— Bien entendu! répliqua Emmeline. Papa avait son acte de mariage et son acte de naissance dans un petit coffre. Je les ai retrouvés tous les deux après sa mort.

— Et où sont-ils maintenant?

— Ma foi, je ne sais plus trop, repartit la jeune fille, qui, en effet, aurait dû les avoir en sa possession, puisqu'elle s'était donnée comme orpheline de père et de mère. Elle ajouta : « Je crois qu'ils sont restés chez Mme Gandoin, ma patronne. Mais on peut toujours s'en faire délivrer une copie à la mairie du vingtième arrondissement. »

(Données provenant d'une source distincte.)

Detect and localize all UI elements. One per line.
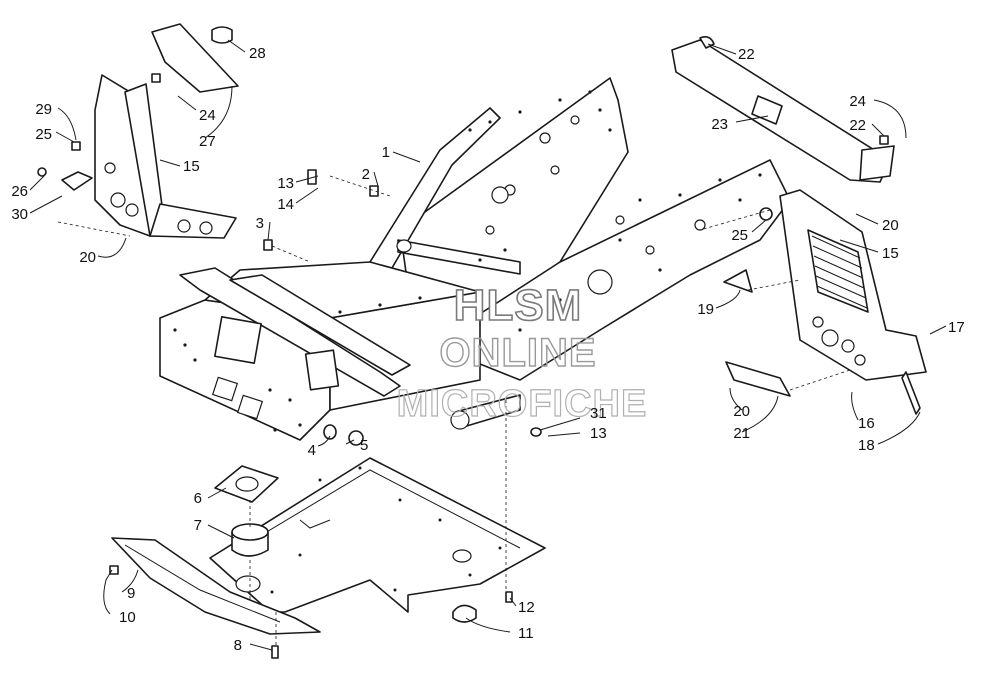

Si sa venue au monde avait été accompagnée de la moindre irrégularité, Emmeline n'aurait pas indiqué avec cette placidité l'endroit où il était si facile d'en acquérir la certitude. Là n'était donc pas la clef du mystère.

Force fut au jeune homme de s'occuper continuellement de cette petite sauvage, dans la maison de laquelle il vivait et qui le faisait marcher d'étonnement en étonnement. Elle reprit son train-train, sans paraître avoir prêté une importance trop considérable aux propositions dont elle venait d'être l'objet ou plutôt la victime et qu'elle sembla oublier au bout de quelques jours.

Ce fut alors qu'Albert, sevré d'amour par la fugue de sa petite et se voyant dédaigné par la femme honnête, après avoir été radicalement trompé par celle qui ne l'était pas, engendra une sorte de mélancolie à travers laquelle l'image d'Emmeline, qu'il voyait à chaque instant, se mit à tournoyer, même quand il ne la voyait pas.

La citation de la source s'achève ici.